Albanian/History of the Albanian Language
The Albanian language belongs to the Indo-European family of languages but has its own specifics, similar to Greek or Armenian, which means it does not have any direct similarities with other languages in the same family.
The Albanian language is spoken by Albanians who descend from the ancient Illyrian tribes that occupied the western part of the Balkan peninsula. It is recognized to be the continuation of the Illyrian language.
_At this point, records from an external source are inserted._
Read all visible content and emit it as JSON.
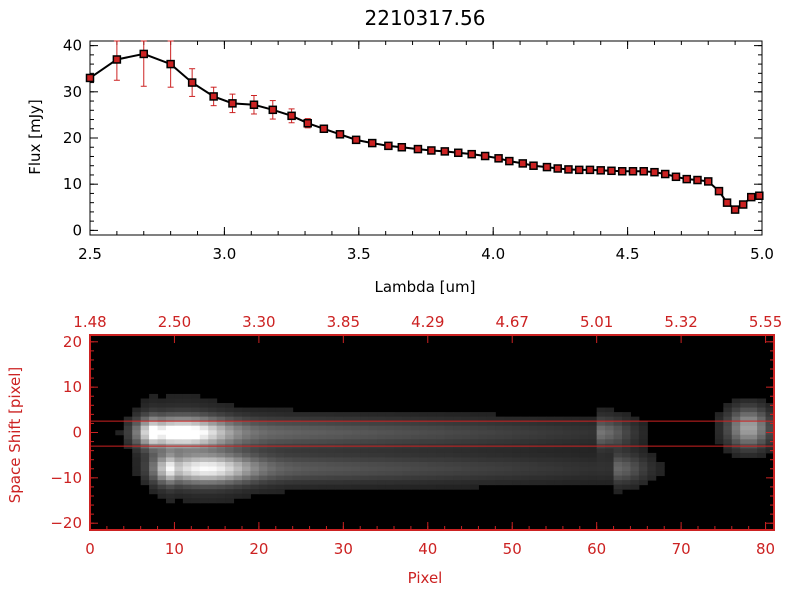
{
  "colors": {
    "spectrum": "#000000",
    "errorbar": "#cc2222",
    "marker_fill": "#cc2222",
    "accent": "#cc2222",
    "image_frame": "#cc2222"
  },
  "chart_data": [
    {
      "type": "line",
      "title": "2210317.56",
      "xlabel": "Lambda [um]",
      "ylabel": "Flux [mJy]",
      "xlim": [
        2.5,
        5.0
      ],
      "ylim": [
        -1,
        41
      ],
      "xticks": [
        2.5,
        3.0,
        3.5,
        4.0,
        4.5,
        5.0
      ],
      "xtick_labels": [
        "2.5",
        "3.0",
        "3.5",
        "4.0",
        "4.5",
        "5.0"
      ],
      "yticks": [
        0,
        10,
        20,
        30,
        40
      ],
      "ytick_labels": [
        "0",
        "10",
        "20",
        "30",
        "40"
      ],
      "series": [
        {
          "name": "flux",
          "x": [
            2.5,
            2.6,
            2.7,
            2.8,
            2.88,
            2.96,
            3.03,
            3.11,
            3.18,
            3.25,
            3.31,
            3.37,
            3.43,
            3.49,
            3.55,
            3.61,
            3.66,
            3.72,
            3.77,
            3.82,
            3.87,
            3.92,
            3.97,
            4.02,
            4.06,
            4.11,
            4.15,
            4.2,
            4.24,
            4.28,
            4.32,
            4.36,
            4.4,
            4.44,
            4.48,
            4.52,
            4.56,
            4.6,
            4.64,
            4.68,
            4.72,
            4.76,
            4.8,
            4.84,
            4.87,
            4.9,
            4.93,
            4.96,
            4.99
          ],
          "y": [
            33,
            37,
            38.2,
            36,
            32,
            29,
            27.5,
            27.2,
            26.1,
            24.8,
            23.2,
            22,
            20.8,
            19.6,
            18.9,
            18.3,
            18,
            17.6,
            17.3,
            17.1,
            16.8,
            16.5,
            16.1,
            15.6,
            15,
            14.5,
            14,
            13.7,
            13.4,
            13.2,
            13.1,
            13.1,
            13,
            12.9,
            12.8,
            12.8,
            12.8,
            12.6,
            12.2,
            11.6,
            11.1,
            10.9,
            10.6,
            8.5,
            6,
            4.5,
            5.6,
            7.2,
            7.5
          ],
          "yerr": [
            0,
            4.5,
            7,
            5,
            3,
            2,
            2,
            2,
            2,
            1.5,
            1,
            0.8,
            0.5,
            0.4,
            0.4,
            0.3,
            0.3,
            0.3,
            0.3,
            0.3,
            0.3,
            0.3,
            0.3,
            0.3,
            0.3,
            0.3,
            0.3,
            0.3,
            0.3,
            0.3,
            0.3,
            0.3,
            0.3,
            0.3,
            0.3,
            0.3,
            0.3,
            0.3,
            0.3,
            0.3,
            0.3,
            0.3,
            0.3,
            0.3,
            0.3,
            0.3,
            0.3,
            0.3,
            0
          ]
        }
      ]
    },
    {
      "type": "heatmap",
      "xlabel": "Pixel",
      "ylabel": "Space Shift [pixel]",
      "xlim": [
        0,
        81
      ],
      "ylim": [
        -21.5,
        21.5
      ],
      "xticks": [
        0,
        10,
        20,
        30,
        40,
        50,
        60,
        70,
        80
      ],
      "xtick_labels": [
        "0",
        "10",
        "20",
        "30",
        "40",
        "50",
        "60",
        "70",
        "80"
      ],
      "yticks": [
        -20,
        -10,
        0,
        10,
        20
      ],
      "ytick_labels": [
        "−20",
        "−10",
        "0",
        "10",
        "20"
      ],
      "top_axis": {
        "ticks": [
          0,
          10,
          20,
          30,
          40,
          50,
          60,
          70,
          80
        ],
        "tick_labels": [
          "1.48",
          "2.50",
          "3.30",
          "3.85",
          "4.29",
          "4.67",
          "5.01",
          "5.32",
          "5.55"
        ]
      },
      "hlines": [
        2.5,
        -3
      ],
      "sources": [
        {
          "name": "upper trace",
          "x0": 8,
          "x1": 60,
          "y": 0,
          "peak_x": 11,
          "peak": 1.0
        },
        {
          "name": "lower trace",
          "x0": 10,
          "x1": 62,
          "y": -8,
          "peak_x": 14,
          "peak": 0.85
        },
        {
          "name": "right blob",
          "x": 78,
          "y": 1,
          "peak": 0.6
        }
      ]
    }
  ]
}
Unfortunately, there are no written documents to prove this theory so the connection between the two languages is only indirectly supported through the names of people, places and historical studies.
During the middle-ages, there was a large exodus of Albanians into Greece, where today, an archaic dialect of Albanian is still spoken. The Albanian language was also spoken in the Chameria region of northern Greece, but due to the ethnic cleansing of Albanians by Greeks there, many Albanians took refuge in Turkey or returned to Albania. The remaining population has been forbidden to speak Albanian.
After the death of the great Albanian national hero, Skenderbeg, and the occupation of Albania by the Ottoman Empire, thousands of Albanians migrated to southern Italy and Sicily. Today, some 200,000 Albanians called Arbëresh remain there and speak a very old Albanian dialect.
The national literary Albanian language was formed during the middle of the last century. At that time, there were two main dialects used: the northern dialect, Gege, and the southern dialect, Tosk.
Both dialects were incorporated into one in 1972 during a language congress held in Tirane where most of the Gege dialect was incorporated into the Tosk dialect and was declared the official, unified Albanian language and was subsequently accepted by all Albanians of the former Yugoslavia.
Where is the Albanian language spoken today?
Today, the Albanian language is spoken in Albania and within the ethnic Albanian areas of the former Yugoslavia, such as Kosova, Macedonia, Montenegro and South Serbia. But in these regions, where daily political repression has become a way of life, the Albanian language is also suffering setbacks as a result of the widespread discrimination against Albanians.